I am not a pacifist. I never claimed to be one, though I spent my adolescence gobbling up nonviolent strategies and spouting that I could not imagine a situation in which I would ever yield a weapon. I don't even believe in killing mosquitoes. After a recent sojourn to El Salvador with a delegation to the Martyrs of Justice Conference, however, I can say there are circumstances in which I would be willing to fire a gun.

Not that I expect to find myself in the middle of a horrific civil war anytime soon, or watch my family disappear to torture chambers, with my community subject to policing by death squads. I will probably never witness my friends being brutally raped or have my children taken from my arms and thrown against a wall or gunned down.

  Delegation in coffee shop.
The delegation visited Photocafé, the only fair-trade coffee shop in Central America.
Photo by Cat Bucher.
 
             
 

But everyone I met in El Salvador has lived through such circumstances.
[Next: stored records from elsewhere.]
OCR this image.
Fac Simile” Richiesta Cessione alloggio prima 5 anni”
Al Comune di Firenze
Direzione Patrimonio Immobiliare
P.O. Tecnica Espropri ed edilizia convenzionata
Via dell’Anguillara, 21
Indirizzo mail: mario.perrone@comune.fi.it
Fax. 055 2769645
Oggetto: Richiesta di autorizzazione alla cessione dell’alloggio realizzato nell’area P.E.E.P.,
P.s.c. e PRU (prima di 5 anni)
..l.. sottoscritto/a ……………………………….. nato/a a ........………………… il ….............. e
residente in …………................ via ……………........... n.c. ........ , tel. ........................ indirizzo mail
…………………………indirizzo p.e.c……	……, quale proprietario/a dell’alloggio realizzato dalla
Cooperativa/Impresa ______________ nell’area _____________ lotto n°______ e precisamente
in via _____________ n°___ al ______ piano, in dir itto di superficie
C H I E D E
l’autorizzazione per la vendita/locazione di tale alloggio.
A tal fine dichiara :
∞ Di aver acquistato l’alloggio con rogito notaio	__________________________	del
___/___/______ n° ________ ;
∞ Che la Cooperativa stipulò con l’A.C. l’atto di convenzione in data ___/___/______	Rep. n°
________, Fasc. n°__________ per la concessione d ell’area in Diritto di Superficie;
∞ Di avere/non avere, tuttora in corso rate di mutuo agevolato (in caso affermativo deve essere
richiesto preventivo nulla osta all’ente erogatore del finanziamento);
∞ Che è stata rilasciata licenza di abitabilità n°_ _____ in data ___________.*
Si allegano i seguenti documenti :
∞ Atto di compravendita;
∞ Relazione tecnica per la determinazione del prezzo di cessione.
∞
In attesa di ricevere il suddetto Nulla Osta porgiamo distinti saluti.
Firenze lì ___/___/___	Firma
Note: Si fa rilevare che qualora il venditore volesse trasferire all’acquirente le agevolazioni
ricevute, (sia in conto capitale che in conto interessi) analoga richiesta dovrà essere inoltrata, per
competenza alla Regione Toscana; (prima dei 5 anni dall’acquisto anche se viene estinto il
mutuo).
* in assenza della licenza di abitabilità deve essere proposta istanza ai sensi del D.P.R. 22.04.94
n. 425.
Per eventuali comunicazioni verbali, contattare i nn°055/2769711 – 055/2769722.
The Salvadoran war began in 1979 and ensued for 13 years, with an offensive between guerillas defending the poor and a U.S.-supported military exerting wealth, power, and control. People my age recount spending the first half of their lives in refugee camps or sleeping next to an AK-47, prisoners of circumstance juxtaposed to my adolescent privilege of choice.

I met several such young adults while visiting the rehearsal space of Grupo Morazan, a band with lyrics as politically charged as any hardcore act in the United States. Sharing vocals between women and men, the band writes original songs about AIDS, gender equality, and the environment. Most of the members grew up in a refugee camp across the border in Honduras, and returned to El Salvador at the end of the war in 1992. Since then Grupo Morazan has toured the U.S. and Europe to raise money for their music school, which struggles for support. Watching them perform in a concrete shack plastered with political posters, illumined by a single light bulb swinging from the ceiling, I could not ignore the happiness swirling in the room.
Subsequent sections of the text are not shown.